|
Hans Kelsen (born October 11, 1881, Prague, died April 19, 1973) was an Austrian and American jurist of Jewish descent.
Early life
Born in Prague, he moved to Vienna with his family when he was three years old. He studied law at the University of Vienna, receiving his doctorate in 1906. In 1911, he achieved his habilitation in public law and legal philosophy with his first major work, Hauptprobleme der Staatsrechtslehre.
In 1919, he became full professor of public and administrative law at the University of Vienna. Following the breakup of the Habsburg monarchy, he wrote a draft for the Austrian Constitution, which, with some amendments, was enacted in 1920 and still forms the basis of Austrian constitutional law to this day. He also became a member of the Austrian Constitutional Court.
Emigration
Following increasing political controversy about some positions of the Constitutioal Court and an increasingly conservative climate, Kelsen, who was a social democrat, had to resign from the court in 1930 and went on to teach at the University of Cologne. When the Nazis came to power in Germany in 1933, he was removed from his post and moved to Geneva, Switzerland. In 1934, he published his most famous work, the Pure Theory of Law. In 1940, he moved to the US, giving the Oliver Wendell Holmes Lectures at Harvard Law School in 1942 and becoming a full professor at the department of political science at the University of California at Berkeley in 1945. During those years, he increasingly dealt with issues of international law and international institutions such as the United Nations.
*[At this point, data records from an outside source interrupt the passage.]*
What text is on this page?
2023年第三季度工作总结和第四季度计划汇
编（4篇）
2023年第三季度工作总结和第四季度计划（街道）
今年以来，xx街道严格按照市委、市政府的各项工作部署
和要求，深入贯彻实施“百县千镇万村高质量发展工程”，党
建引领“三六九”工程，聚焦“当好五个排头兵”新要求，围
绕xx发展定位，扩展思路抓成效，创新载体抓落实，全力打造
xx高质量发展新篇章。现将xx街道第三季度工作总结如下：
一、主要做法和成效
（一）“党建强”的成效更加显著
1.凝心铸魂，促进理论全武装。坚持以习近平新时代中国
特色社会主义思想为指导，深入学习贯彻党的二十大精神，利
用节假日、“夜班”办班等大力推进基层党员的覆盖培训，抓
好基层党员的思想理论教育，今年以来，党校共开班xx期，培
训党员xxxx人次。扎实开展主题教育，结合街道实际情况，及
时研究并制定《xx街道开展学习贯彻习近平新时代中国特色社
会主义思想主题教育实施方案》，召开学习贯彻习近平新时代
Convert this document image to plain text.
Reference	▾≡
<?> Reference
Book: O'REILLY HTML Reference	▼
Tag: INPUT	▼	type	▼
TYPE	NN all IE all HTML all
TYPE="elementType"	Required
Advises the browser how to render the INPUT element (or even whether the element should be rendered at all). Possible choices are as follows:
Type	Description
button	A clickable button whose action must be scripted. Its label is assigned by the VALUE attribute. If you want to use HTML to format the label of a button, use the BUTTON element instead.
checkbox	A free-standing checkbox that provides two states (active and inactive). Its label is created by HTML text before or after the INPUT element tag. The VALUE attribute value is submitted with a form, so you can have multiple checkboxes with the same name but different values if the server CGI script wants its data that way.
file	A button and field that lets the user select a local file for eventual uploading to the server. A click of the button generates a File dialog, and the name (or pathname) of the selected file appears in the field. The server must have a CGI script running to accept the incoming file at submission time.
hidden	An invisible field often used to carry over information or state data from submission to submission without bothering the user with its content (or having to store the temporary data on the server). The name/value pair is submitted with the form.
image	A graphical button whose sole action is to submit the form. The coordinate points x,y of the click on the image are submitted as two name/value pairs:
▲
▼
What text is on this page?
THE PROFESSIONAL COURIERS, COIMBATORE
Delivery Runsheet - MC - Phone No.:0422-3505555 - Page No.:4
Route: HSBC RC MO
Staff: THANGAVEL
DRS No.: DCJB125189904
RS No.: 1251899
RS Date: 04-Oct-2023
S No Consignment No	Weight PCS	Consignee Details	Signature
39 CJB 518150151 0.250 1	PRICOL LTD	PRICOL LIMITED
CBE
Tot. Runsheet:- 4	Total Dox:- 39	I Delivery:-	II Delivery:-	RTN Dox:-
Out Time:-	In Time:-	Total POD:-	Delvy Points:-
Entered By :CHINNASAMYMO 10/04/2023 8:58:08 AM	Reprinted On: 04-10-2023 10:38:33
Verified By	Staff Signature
He retired from teaching in 1952.
Legal theory
Kelsen is considered one of the preeminent jurists of the 20th century. His legal theory, a very strict and scientifically understood type of positivism, is based on the idea of a Grundnorm, a hypothetical norm on which all subsequent levels of a legal system such as constitutional law and "simple" law are based.
His theory has followers among scholars of public law world-wide. His disciples developed "schools" of thought to extend his theories, such as the Vienna School in Austria and the Brno School in Czechoslovakia.